La croyance c’est l’ensemble des choses qui provoquent mon assentiment parce qu’elles correspondent à ce que je suis. Les croyances portent sur tout ce que les hommes sont enclins à penser compte tenu du fait qu’ils sont hommes. Ici nous parlons plus précisément de la notion de liberté. La liberté est une des croyances fondamentales de l’homme, si ce n’est la plus profonde. En effet ici on assiste au fonctionnement de la volonté dans le miroir de la conscience. L’homme par sa conscience se convainc qu’il est libre, il se croit libre et aucun évènement ne peut altérer, modifier ce jugement. C’est l’idée qu’appuie Rousseau dans cette citation : « un raisonnement a beau me prouver que je ne suis pas libre, le sentiment intérieur, plus fort que tous ces arguments, les dément sans cesse ». C’est l’homme lui même qui a instauré cette notion de la liberté (ce qui le distingue sur ce point des animaux). Descartes aussi, érige la conscience comme fondement de toute certitude. Elle est ce qu’il y a de plus certain au monde. Il écrit, dans les Méditations métaphysiques : « je pense, donc je suis » d’où on peut extrapoler le fait que l’homme soit libre s'il se pense libre. On retrouve aussi la conception que la liberté est une donnée, au niveau juridique, dans la Déclaration des droits de l’homme et du citoyen, Article 1er, du 26 août 1789 : « Les hommes naissent et demeurent libres (et égaux) en droits.». D’après cet article les hommes aurait acquis ce statut dès la naissance.

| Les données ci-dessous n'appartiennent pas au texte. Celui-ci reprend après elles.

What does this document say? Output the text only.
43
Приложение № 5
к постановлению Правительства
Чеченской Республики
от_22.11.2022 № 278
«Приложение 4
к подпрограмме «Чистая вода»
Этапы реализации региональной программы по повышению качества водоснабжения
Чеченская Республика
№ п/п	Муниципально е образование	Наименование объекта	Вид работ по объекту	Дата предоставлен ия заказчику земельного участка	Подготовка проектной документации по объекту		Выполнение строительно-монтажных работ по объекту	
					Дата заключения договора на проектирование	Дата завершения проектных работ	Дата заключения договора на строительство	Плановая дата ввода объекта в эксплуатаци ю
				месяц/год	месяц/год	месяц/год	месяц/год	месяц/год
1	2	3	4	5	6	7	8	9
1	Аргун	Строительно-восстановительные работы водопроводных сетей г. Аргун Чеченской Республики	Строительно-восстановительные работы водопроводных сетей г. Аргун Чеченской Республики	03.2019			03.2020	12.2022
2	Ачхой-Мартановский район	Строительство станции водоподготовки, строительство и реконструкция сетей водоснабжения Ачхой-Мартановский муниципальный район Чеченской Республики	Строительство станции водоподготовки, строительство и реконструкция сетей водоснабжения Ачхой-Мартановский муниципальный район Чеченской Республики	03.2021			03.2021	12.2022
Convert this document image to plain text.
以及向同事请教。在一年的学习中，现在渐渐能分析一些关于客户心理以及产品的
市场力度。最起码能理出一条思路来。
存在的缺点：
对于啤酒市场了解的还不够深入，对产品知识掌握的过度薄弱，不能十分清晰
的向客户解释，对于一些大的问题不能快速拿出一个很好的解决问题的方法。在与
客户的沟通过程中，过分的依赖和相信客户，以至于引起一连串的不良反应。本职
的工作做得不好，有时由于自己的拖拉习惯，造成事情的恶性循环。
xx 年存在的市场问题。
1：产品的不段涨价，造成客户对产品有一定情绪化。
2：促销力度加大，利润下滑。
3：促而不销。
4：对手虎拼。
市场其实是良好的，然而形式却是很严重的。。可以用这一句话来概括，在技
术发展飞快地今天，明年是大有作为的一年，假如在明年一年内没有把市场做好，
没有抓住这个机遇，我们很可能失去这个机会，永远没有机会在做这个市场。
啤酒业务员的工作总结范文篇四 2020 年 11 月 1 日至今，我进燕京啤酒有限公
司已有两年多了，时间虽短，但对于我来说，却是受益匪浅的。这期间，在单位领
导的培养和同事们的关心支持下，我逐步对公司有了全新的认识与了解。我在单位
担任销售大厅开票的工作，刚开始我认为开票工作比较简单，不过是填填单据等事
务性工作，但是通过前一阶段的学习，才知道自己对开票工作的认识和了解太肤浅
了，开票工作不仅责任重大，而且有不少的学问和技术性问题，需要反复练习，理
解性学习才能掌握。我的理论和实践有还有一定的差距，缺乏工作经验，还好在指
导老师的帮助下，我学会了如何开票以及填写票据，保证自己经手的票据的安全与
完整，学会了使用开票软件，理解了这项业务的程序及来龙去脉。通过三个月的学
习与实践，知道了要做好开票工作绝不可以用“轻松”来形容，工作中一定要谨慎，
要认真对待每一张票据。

La conscience de l’homme lui permet d’user de son pouvoir de choix. Etre libre, c’est avoir le choix. Il n’y a de liberté que s’il y a une alternative offerte à l’individu. C’est le point de vue que défendait Descartes, lorsqu’il écrivait : «La liberté consiste seulement en ce que nous pouvons faire une chose ou ne pas la faire». Un homme est libre lorsqu’il se situe dans une égalité parfaite entre deux choix qui s’offrent à lui. Ce qui rappelle l’expérience de pensée, dite de l’âne de Buridan, qui est par ailleurs liée à la notion de liberté d’indifférence. On retrouve aussi cette notion, à un niveau supérieur dans le choix entre les deux orientations que sont le Bien et le Mal. En effet dans la religion, la liberté morale est fondée sur le libre arbitre. Sans libre arbitre l’homme est déterminé à choisir, donc non responsable, et c’est Dieu qui l’a fait coupable de ses péchés. Avec le libre arbitre l’homme devient coupable de ses choix et Dieu est innocent : l’homme récupère ainsi sa liberté, car le déterminisme a disparu. La liberté est donc une donnée dans le fait qu’elle se présente à l’homme, sans qu’il n’ait rien à construire ou à acquérir auparavant. C’est la vie qui met l’homme devant un choix, ce n’est pas l’homme qui fait en sorte de se retrouver face à ce choix, la liberté n’est donc pas une conquête.

Mais si la liberté est une donnée, comment se fait-il que tous les hommes ne soient pas libres ? Dans ce sens, la liberté ne serait-elle pas plutôt une conquête ?

II. Mais cette liberté peut être obstruée par les instincts et l'ignorance

Etre libre, c’est être en mesure de déterminer intellectuellement la totalité des processus qui a conduit à la production d’un acte. Or l’homme cherche à atteindre cette liberté par le biais de l’apprentissage, de l’éducation...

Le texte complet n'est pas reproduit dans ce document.